In the following code, method m(&muf self) -> &Self returns an immutable reference which is bind to _b. So when a.m(); borrows a for the second time, the borrow checker should fail because a is borrowed both mutable and immutable. But the error message I get is error[E0499]: cannot borrow a as mutable more than once at a time.
struct A;
impl A {
fn m(&mut self) -> &Self {
self
}
}
fn main() {
let mut a = A {};
let _b = a.m();
a.m(); // cannot borrow `a` as mutable more than once at a time
}
Error message
error[E0499]: cannot borrow `a` as mutable more than once at a time
--> src/main.rs:12:5
|
11 | let _b = a.m();
| - first mutable borrow occurs here
12 | a.m();
| ^ second mutable borrow occurs here
13 | }
| - first borrow ends here
No, the error is correct. When you call a.m(), you are mutably borrowing a. That m returns an immutable borrow is irrelevant: the function needed a mutable borrow to construct that immutable borrow, so as long as the returned borrow is active, so is that initial mutable borrow.
My understanding is that borrow ends when the reference goes out of scope. I guess return somehow extends the scope (?) so the mutable borrow ends only afte _b goes out of scope?
The immutable reference you return is derived from the mutable reference; for the purposes of borrow checking, the mutable borrow cannot end before the immutable one does.
Besides which, the scope of the mutable reference begins and ends in main, not in A::m. Irrespective of the return type, a borrow passed into a function must survive that function.
I don’t know what to point you to, but there’s nothing special going on here. A method is just a function in a dress. If a function needs a borrow, that borrow has to be constructed before you call the function, you pass it to the function, and then it goes out of scope in the caller at some point in the future.
As for your second post, it works because you don’t store the result of a.m(); the mutable borrow can end immediately.
Nnnnnnnyesno. First of all, something goes "out of scope" at the end of the defining scope, nowhere else. When a borrow ends is a different concern.
Borrows either end immediately, or when they go out of scope. ...unless you're using a nightly compiler with non-linear lifetimes enabled, in which case the answer is "whenever the compiler believes it can get away with ending it (possibly before going out of scope), which might be when you want it to, or might not, who knows, it's still under development, have a cookie".

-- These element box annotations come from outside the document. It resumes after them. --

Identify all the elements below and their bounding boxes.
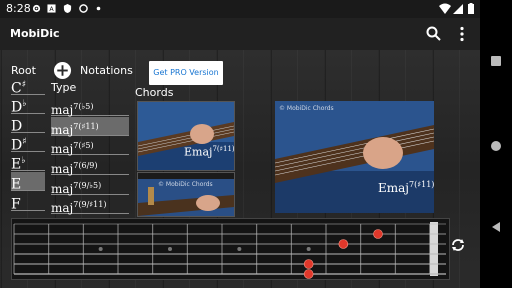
back-icon[interactable]	[489, 220, 503, 234]
overflow-menu-icon[interactable]	[455, 25, 469, 43]
chord-thumbnail-2[interactable]: © MobiDic Chords	[137, 172, 235, 217]
notations-label: Notations	[80, 64, 133, 77]
wifi-icon	[439, 3, 451, 14]
app-bar: MobiDic	[0, 18, 480, 50]
rotate-icon[interactable]	[451, 238, 465, 252]
note-dot	[338, 239, 349, 249]
chord-large-image[interactable]: © MobiDic Chords Emaj7(♯11)	[275, 101, 434, 213]
app-title: MobiDic	[10, 27, 60, 40]
type-item[interactable]: maj7(9/♭5)	[51, 176, 129, 196]
fret-marker	[168, 247, 172, 251]
note-dot	[303, 259, 314, 269]
data-saver-icon	[79, 4, 88, 13]
settings-icon	[32, 4, 41, 13]
root-item[interactable]: F	[11, 192, 45, 213]
root-item[interactable]: D	[11, 114, 45, 135]
chord-large-caption: Emaj7(♯11)	[378, 180, 434, 195]
fretboard-wood	[12, 219, 449, 279]
type-item[interactable]: maj7(♯5)	[51, 136, 129, 156]
root-item[interactable]: D♯	[11, 133, 45, 154]
root-item[interactable]: C♯	[11, 76, 45, 97]
type-heading: Type	[51, 81, 77, 94]
navigation-bar	[480, 0, 512, 288]
type-item[interactable]: maj7(9/♯11)	[51, 195, 129, 215]
fret-marker	[237, 247, 242, 251]
chord-photo	[138, 102, 234, 170]
type-item[interactable]: maj7(♯11)	[51, 117, 129, 137]
chord-photo	[275, 101, 434, 213]
root-item[interactable]: D♭	[11, 95, 45, 116]
chord-thumbnail-watermark: © MobiDic Chords	[158, 181, 213, 188]
fret-marker	[98, 247, 103, 251]
note-dot	[303, 269, 314, 279]
dot-icon	[96, 6, 101, 11]
chord-large-watermark: © MobiDic Chords	[279, 105, 334, 112]
get-pro-button[interactable]: Get PRO Version	[149, 61, 223, 85]
fretboard[interactable]	[11, 218, 450, 280]
recents-icon[interactable]	[489, 54, 503, 68]
add-notation-icon[interactable]	[53, 61, 72, 80]
root-item[interactable]: E	[11, 172, 45, 193]
type-item[interactable]: maj7(♭5)	[51, 97, 129, 117]
chord-photo	[138, 173, 234, 216]
root-item[interactable]: E♭	[11, 152, 45, 173]
fret-marker	[306, 247, 311, 251]
nut	[430, 222, 438, 276]
search-icon[interactable]	[425, 25, 443, 43]
battery-icon	[468, 3, 474, 14]
chord-thumbnail-caption: Emaj7(♯11)	[184, 145, 235, 159]
home-icon[interactable]	[489, 139, 503, 153]
type-item[interactable]: maj7(6/9)	[51, 156, 129, 176]
note-dot	[373, 229, 383, 239]
shield-icon	[63, 4, 72, 13]
notification-a-icon: A	[47, 4, 56, 13]
chords-heading: Chords	[135, 86, 174, 99]
status-time: 8:28	[6, 2, 31, 15]
signal-icon	[453, 4, 463, 14]
fretboard-diagram	[12, 219, 449, 279]
status-bar: 8:28 A	[0, 0, 480, 18]
chord-thumbnail-1[interactable]: Emaj7(♯11)	[137, 101, 235, 171]
svg-text:A: A	[49, 6, 54, 13]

The point being that this is equal to the following pseudocode
fn main() {
let mut a = A {};
A::m(&'outer_scope mut ('outer_scope a)); // <- mutable borrow valid for local scope
// (a is attributed a lifetime for clarity)
// !! borrow is MOVED into the method!
// <- mutable borrow is dropped by method; a new borrow can be created
{
let b: &'inner_scope A = A::m(&'inner_scope mut ('outer_scope a));
// <- mutable borrow with a lifetime valid for scope of b!

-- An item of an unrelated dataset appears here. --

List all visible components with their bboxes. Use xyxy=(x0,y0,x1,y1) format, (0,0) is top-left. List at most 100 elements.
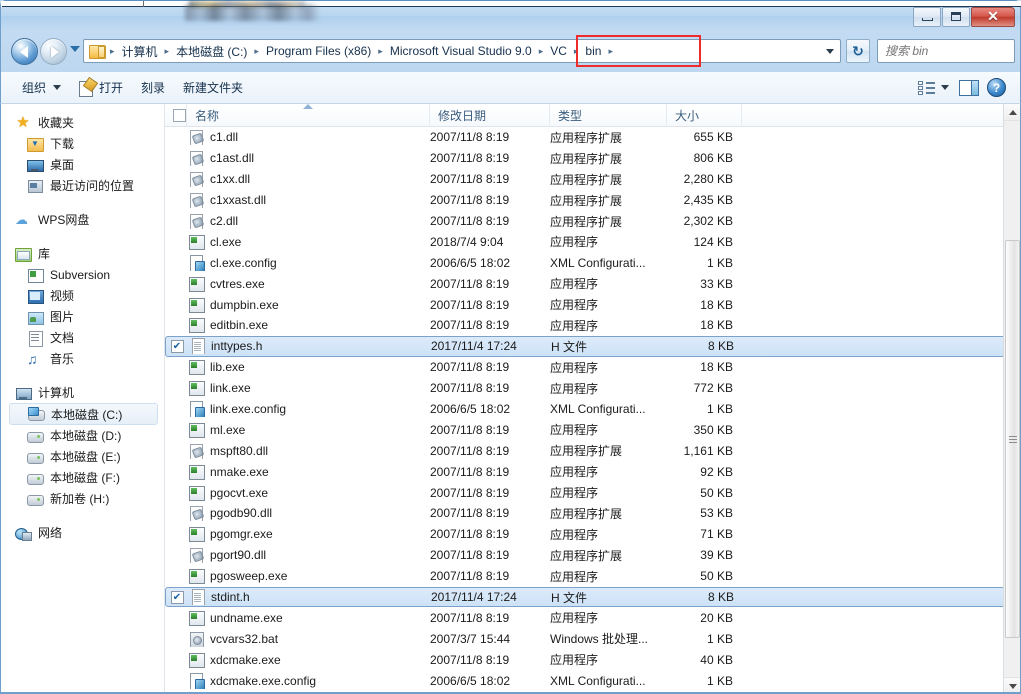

// !! The borrow is moved into the method as well
// <- `&mut A` is re-borrowed as `&A`, which means `&mut A` is still 'alive'
// => WHERE 'outer_scope: 'inner_scope
} // <- Scope closed, so b is dropped. Transitively the `&mut A` borrow
// is dropped as well
}
Keep in mind that &mut T and &T are actual types holding a value [the pointer], which differ from T itself. When you create a borrow, it's moved to the places where you use it.
Working with &T types (AKA immutable borrows) is not difficult since they implement Copy. Immutable borrows can thus be freely used since the compiler will automatically call clone when necessary. &mut T do NOT implement Copy to prevent aliasing. This is why you need your previous mutable borrow to be dropped before you can create a new one.